For path 1, there are three fluidic pressure components corresponding to the channel's three geometric parts of wide, transitional and narrow segments. The pressure drops for wide and narrow segments resemble Eq. (A1), and the pressure drop for the transitional segment is represented by

$$\Delta p_1\prime ={\int }_0^{L_T}\frac{C_{12}}{32}\cdot \frac{\mu Q_1{P}^2}{A^3}dL,$$ (A2)

where $P=2(\sqrt{{W_2}^2-4L^2}+H)$, $A=\sqrt{{W_2}^2\mathrm{-}4L^2}H$, $L_T=\sqrt{{W_2}^2-{W_1}^2}/2$, $C_{12}={[{\{3.2/{({x_{12}}^{+})}^{0.57}\}}^2+C{(\alpha )}^2]}^{\frac{1}{2}}$, ${x_{12}}^{+}=\mu L{P}^2/(16\rho A{Q}_1)$, $\alpha =\sqrt{{W_2}^2-4L^2}/H$.

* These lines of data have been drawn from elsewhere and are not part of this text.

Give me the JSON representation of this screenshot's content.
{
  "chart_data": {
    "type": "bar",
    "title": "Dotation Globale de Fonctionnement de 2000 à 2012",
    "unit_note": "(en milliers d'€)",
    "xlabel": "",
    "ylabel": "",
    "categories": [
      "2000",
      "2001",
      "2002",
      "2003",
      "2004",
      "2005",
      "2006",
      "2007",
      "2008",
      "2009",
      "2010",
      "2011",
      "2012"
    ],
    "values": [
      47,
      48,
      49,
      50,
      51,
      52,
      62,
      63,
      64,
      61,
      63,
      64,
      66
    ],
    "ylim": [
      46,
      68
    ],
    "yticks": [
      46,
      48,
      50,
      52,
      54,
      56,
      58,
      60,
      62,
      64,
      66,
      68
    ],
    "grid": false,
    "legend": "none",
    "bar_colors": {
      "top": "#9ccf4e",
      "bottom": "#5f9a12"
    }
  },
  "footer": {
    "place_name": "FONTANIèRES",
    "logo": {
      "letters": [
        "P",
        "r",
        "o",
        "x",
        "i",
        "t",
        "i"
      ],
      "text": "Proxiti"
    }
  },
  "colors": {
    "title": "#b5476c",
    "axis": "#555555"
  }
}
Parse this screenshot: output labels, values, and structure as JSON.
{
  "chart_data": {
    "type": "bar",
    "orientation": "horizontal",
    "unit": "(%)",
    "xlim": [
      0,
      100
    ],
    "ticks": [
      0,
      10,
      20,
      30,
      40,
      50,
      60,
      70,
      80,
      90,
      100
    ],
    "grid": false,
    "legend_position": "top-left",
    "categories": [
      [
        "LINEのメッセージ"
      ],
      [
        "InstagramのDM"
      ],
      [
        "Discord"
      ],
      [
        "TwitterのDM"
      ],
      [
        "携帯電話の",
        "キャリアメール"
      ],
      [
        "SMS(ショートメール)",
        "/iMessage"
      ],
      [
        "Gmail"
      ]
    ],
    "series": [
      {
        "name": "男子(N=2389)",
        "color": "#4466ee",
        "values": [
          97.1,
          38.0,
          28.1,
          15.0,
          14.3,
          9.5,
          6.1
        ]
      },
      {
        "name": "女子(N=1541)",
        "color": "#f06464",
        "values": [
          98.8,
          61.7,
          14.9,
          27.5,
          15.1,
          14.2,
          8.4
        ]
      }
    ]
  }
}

Thus, the total pressure applied on path 1 is represented as

$$\Delta p_1=\frac{C_{11}}{32}\frac{\mu \left(L_1\mathrm{-}{L}_2\mathrm{-}{L}_T\right)Q_1{P_2}^2}{{A_2}^3}+K\cdot \frac{C_{13}}{32}\frac{\mu L_2{Q}_1{P_1}^2}{{A_1}^3}+\Delta p_1\prime ,$$ (A3)

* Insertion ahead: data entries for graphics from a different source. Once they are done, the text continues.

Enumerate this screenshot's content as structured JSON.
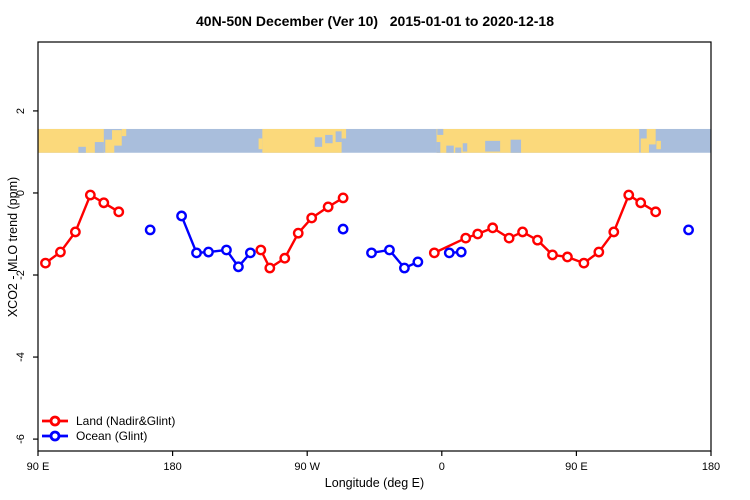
{
  "title": "40N-50N December (Ver 10)   2015-01-01 to 2020-12-18",
  "colors": {
    "background": "#FFFFFF",
    "axis": "#000000",
    "land_series": "#FF0000",
    "ocean_series": "#0000FF",
    "map_land": "#FBD97B",
    "map_ocean": "#A9BEDC"
  },
  "chart_data": {
    "type": "line",
    "title": "40N-50N December (Ver 10)   2015-01-01 to 2020-12-18",
    "xlabel": "Longitude (deg E)",
    "ylabel": "XCO2 - MLO trend (ppm)",
    "xlim": [
      90,
      540
    ],
    "ylim": [
      -6.29,
      3.68
    ],
    "grid": false,
    "x_ticks": [
      {
        "value": 90,
        "label": "90 E"
      },
      {
        "value": 180,
        "label": "180"
      },
      {
        "value": 270,
        "label": "90 W"
      },
      {
        "value": 360,
        "label": "0"
      },
      {
        "value": 450,
        "label": "90 E"
      },
      {
        "value": 540,
        "label": "180"
      }
    ],
    "y_ticks": [
      {
        "value": 2,
        "label": "2"
      },
      {
        "value": 0,
        "label": "0"
      },
      {
        "value": -2,
        "label": "-2"
      },
      {
        "value": -4,
        "label": "-4"
      },
      {
        "value": -6,
        "label": "-6"
      }
    ],
    "map_strip": {
      "value_range": [
        0.98,
        1.56
      ],
      "land_color": "#FBD97B",
      "ocean_color": "#A9BEDC",
      "land_segments": [
        [
          90,
          134
        ],
        [
          240,
          293
        ],
        [
          356.5,
          492
        ]
      ],
      "details": [
        {
          "x": [
            117,
            122
          ],
          "y": [
            0.75,
            1.0
          ],
          "type": "ocean"
        },
        {
          "x": [
            128,
            134
          ],
          "y": [
            0.55,
            1.0
          ],
          "type": "ocean"
        },
        {
          "x": [
            135,
            141
          ],
          "y": [
            0.45,
            1.0
          ],
          "type": "land"
        },
        {
          "x": [
            139.5,
            146
          ],
          "y": [
            0.05,
            0.7
          ],
          "type": "land"
        },
        {
          "x": [
            146,
            149
          ],
          "y": [
            0.0,
            0.3
          ],
          "type": "land"
        },
        {
          "x": [
            237.5,
            240
          ],
          "y": [
            0.4,
            0.85
          ],
          "type": "land"
        },
        {
          "x": [
            275,
            280
          ],
          "y": [
            0.35,
            0.75
          ],
          "type": "ocean"
        },
        {
          "x": [
            282,
            287
          ],
          "y": [
            0.25,
            0.6
          ],
          "type": "ocean"
        },
        {
          "x": [
            289,
            293
          ],
          "y": [
            0.1,
            0.55
          ],
          "type": "ocean"
        },
        {
          "x": [
            293,
            296
          ],
          "y": [
            0.0,
            0.4
          ],
          "type": "land"
        },
        {
          "x": [
            356.5,
            359
          ],
          "y": [
            0.55,
            1.0
          ],
          "type": "ocean"
        },
        {
          "x": [
            357,
            361
          ],
          "y": [
            0.0,
            0.25
          ],
          "type": "ocean"
        },
        {
          "x": [
            363,
            368
          ],
          "y": [
            0.7,
            1.0
          ],
          "type": "ocean"
        },
        {
          "x": [
            369,
            373
          ],
          "y": [
            0.78,
            1.0
          ],
          "type": "ocean"
        },
        {
          "x": [
            374,
            377
          ],
          "y": [
            0.6,
            0.95
          ],
          "type": "ocean"
        },
        {
          "x": [
            389,
            399
          ],
          "y": [
            0.5,
            0.95
          ],
          "type": "ocean"
        },
        {
          "x": [
            406,
            413
          ],
          "y": [
            0.45,
            1.0
          ],
          "type": "ocean"
        },
        {
          "x": [
            493,
            498.5
          ],
          "y": [
            0.4,
            1.0
          ],
          "type": "land"
        },
        {
          "x": [
            497,
            503
          ],
          "y": [
            0.0,
            0.65
          ],
          "type": "land"
        },
        {
          "x": [
            503.5,
            506.5
          ],
          "y": [
            0.5,
            0.85
          ],
          "type": "land"
        }
      ]
    },
    "series": [
      {
        "name": "Land (Nadir&Glint)",
        "color": "#FF0000",
        "marker": "open-circle",
        "segments": [
          [
            [
              95,
              -1.71
            ],
            [
              105,
              -1.44
            ],
            [
              115,
              -0.95
            ],
            [
              125,
              -0.05
            ],
            [
              134,
              -0.24
            ],
            [
              144,
              -0.46
            ]
          ],
          [
            [
              239,
              -1.39
            ],
            [
              245,
              -1.83
            ],
            [
              255,
              -1.59
            ],
            [
              264,
              -0.98
            ],
            [
              273,
              -0.61
            ],
            [
              284,
              -0.34
            ],
            [
              294,
              -0.12
            ]
          ],
          [
            [
              355,
              -1.46
            ],
            [
              376,
              -1.1
            ],
            [
              384,
              -1.0
            ],
            [
              394,
              -0.85
            ],
            [
              405,
              -1.1
            ],
            [
              414,
              -0.95
            ],
            [
              424,
              -1.15
            ],
            [
              434,
              -1.51
            ],
            [
              444,
              -1.56
            ],
            [
              455,
              -1.71
            ],
            [
              465,
              -1.44
            ],
            [
              475,
              -0.95
            ],
            [
              485,
              -0.05
            ],
            [
              493,
              -0.24
            ],
            [
              503,
              -0.46
            ]
          ]
        ]
      },
      {
        "name": "Ocean (Glint)",
        "color": "#0000FF",
        "marker": "open-circle",
        "segments": [
          [
            [
              165,
              -0.9
            ]
          ],
          [
            [
              186,
              -0.56
            ],
            [
              196,
              -1.46
            ],
            [
              204,
              -1.44
            ],
            [
              216,
              -1.39
            ],
            [
              224,
              -1.8
            ],
            [
              232,
              -1.46
            ]
          ],
          [
            [
              294,
              -0.88
            ]
          ],
          [
            [
              313,
              -1.46
            ],
            [
              325,
              -1.39
            ],
            [
              335,
              -1.83
            ],
            [
              344,
              -1.68
            ]
          ],
          [
            [
              365,
              -1.46
            ],
            [
              373,
              -1.44
            ]
          ],
          [
            [
              525,
              -0.9
            ]
          ]
        ]
      }
    ],
    "legend": {
      "position": "bottom-left",
      "entries": [
        "Land (Nadir&Glint)",
        "Ocean (Glint)"
      ]
    }
  }
}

where $P_1=2(W_1+H)$, $A_1=W_{1}H$, $C_{11}={[{\{3.2/{({x_{11}}^{+})}^{0.57}\}}^2+C{\left({\alpha }_2\right)}^2]}^{\frac{1}{2}}$, $C_{13}={[{\{3.2/{({x_{13}}^{+})}^{0.57}\}}^2+C{({\alpha }_1)}^2]}^{\frac{1}{2}}$, ${x_{11}}^{+}=\mu (L_1-L_2-L_T)P_2^2/(16\rho A_2{Q}_1)$, ${\alpha }_1=W_1/H$, ${x_{13}}^{+}=\mu L_2{P}_1^2/(16\rho A_1{Q}_1)$.

The pressure drop from point A to B is the same for both paths, yielding

$$\frac{C_{11}}{32}\frac{\mu \left(L_1\mathrm{-}{L}_2\mathrm{-}{L}_T\right)Q_1{P_2}^2}{{A_2}^3}+K\cdot \frac{C_{13}}{32}\frac{\mu L_2{Q}_1{P_1}^2}{{A_1}^3}+\Delta p_1\prime =\Delta p_1=\Delta p_2=\frac{\mu {P_2}^2}{32{A_2}^3}\cdot [2C_{21}{L}_3{Q}_2+C_{22}{L}_1(Q_1+Q_2\left)\right].$$ (A4)

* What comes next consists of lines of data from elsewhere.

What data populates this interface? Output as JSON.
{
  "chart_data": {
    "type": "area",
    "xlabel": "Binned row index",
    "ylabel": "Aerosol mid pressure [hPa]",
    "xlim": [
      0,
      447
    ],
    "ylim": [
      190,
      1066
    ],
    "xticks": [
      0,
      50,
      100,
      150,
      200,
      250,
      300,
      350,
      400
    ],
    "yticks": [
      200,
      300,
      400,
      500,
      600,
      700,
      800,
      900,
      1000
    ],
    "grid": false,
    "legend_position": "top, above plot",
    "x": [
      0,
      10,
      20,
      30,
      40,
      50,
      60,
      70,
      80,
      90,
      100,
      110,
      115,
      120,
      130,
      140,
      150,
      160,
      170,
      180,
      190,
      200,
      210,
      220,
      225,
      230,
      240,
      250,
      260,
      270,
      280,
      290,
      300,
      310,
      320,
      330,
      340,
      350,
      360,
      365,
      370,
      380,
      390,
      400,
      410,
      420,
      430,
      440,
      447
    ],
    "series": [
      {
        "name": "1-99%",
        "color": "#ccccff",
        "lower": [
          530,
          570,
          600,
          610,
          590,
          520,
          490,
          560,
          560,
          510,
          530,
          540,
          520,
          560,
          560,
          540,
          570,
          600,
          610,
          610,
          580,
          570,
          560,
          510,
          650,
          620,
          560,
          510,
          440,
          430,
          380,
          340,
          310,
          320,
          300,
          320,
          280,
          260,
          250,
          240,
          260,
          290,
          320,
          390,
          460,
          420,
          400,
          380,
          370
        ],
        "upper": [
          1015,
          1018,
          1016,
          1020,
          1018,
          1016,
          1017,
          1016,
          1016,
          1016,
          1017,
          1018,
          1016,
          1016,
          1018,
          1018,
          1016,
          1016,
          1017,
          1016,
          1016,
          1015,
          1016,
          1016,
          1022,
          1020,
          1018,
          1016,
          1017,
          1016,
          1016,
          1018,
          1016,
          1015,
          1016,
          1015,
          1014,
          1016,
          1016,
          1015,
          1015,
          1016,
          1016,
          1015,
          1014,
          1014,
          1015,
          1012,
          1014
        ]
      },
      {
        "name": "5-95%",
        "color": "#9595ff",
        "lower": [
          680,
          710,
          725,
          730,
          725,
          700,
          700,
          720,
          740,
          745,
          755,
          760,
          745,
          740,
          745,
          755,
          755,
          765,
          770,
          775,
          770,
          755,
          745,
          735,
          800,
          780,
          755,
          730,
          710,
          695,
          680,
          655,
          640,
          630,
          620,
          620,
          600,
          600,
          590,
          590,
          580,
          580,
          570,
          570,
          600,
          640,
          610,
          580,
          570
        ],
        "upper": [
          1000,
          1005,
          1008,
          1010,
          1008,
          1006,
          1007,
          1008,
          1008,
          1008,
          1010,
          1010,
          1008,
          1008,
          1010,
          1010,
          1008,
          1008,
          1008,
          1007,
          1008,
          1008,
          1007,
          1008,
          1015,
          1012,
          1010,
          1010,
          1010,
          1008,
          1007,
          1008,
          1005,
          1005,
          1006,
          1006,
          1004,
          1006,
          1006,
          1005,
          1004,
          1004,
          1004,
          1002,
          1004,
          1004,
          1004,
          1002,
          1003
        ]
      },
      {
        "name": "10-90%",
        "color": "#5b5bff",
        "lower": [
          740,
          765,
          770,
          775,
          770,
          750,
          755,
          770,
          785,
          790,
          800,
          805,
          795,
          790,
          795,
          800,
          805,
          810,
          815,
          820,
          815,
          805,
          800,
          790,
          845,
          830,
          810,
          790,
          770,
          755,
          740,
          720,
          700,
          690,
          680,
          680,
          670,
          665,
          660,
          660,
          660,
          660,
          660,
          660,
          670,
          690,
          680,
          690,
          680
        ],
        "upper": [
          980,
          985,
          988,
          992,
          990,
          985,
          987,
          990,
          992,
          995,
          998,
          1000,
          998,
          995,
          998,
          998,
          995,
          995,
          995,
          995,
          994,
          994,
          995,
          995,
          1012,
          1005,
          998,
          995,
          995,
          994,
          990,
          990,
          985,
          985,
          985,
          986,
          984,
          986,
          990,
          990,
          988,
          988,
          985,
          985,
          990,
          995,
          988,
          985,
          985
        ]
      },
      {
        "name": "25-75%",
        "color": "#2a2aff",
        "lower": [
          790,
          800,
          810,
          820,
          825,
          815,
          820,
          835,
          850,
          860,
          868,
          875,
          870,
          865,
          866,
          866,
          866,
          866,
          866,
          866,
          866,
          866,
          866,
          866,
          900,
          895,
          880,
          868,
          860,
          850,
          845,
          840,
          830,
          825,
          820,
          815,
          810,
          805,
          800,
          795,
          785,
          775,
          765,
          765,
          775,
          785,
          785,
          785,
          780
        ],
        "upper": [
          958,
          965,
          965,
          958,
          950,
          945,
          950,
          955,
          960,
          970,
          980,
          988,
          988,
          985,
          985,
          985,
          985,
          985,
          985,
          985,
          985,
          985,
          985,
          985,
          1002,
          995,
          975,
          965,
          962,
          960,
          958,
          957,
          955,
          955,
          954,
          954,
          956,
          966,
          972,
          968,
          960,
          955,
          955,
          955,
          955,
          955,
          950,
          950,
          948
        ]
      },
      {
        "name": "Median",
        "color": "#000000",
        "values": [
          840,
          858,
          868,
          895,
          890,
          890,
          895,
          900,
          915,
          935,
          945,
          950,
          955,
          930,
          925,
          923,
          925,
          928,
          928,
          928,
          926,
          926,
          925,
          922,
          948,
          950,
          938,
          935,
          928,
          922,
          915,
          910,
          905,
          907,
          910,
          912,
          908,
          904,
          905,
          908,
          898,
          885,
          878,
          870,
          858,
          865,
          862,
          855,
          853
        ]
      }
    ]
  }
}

Since it is rather difficult to get the analytical solution to the Q ratio from this equation, the mathematical software MATLAB (MathWorks Inc., USA) was used for obtaining its numerical solutions by varying the values of Q₂ (or Q₁) for default geometric parameters and the results are shown in Table IV.

TABLE IV.

Q ratio values calculated by mathematical modeling for Q₂ of different orders of magnitude with default geometric parameters.

Q2(nL/min)	6	60	600	6000	6 × 104	6 × 105
Q ratio	1.43	1.43	1.43	1.38	1.27	1.01

Table IV indicates that when Q₂ < 600 nl/min, the Q ratio does not change as Q₂. Indeed, when Q₂ < 600 nl/min, the difference between C and C(α) is less than 0.6%, leading to the following approximations:

$$C_{11}=C_{21}=C_{22}=C({\alpha }_2),\hspace{0.17em}{C}_{13}=C({\alpha }_1),\hspace{0.17em}{C}_{12}=C(\alpha ).$$

Such approximations can be used for simplifying Eq. (A4).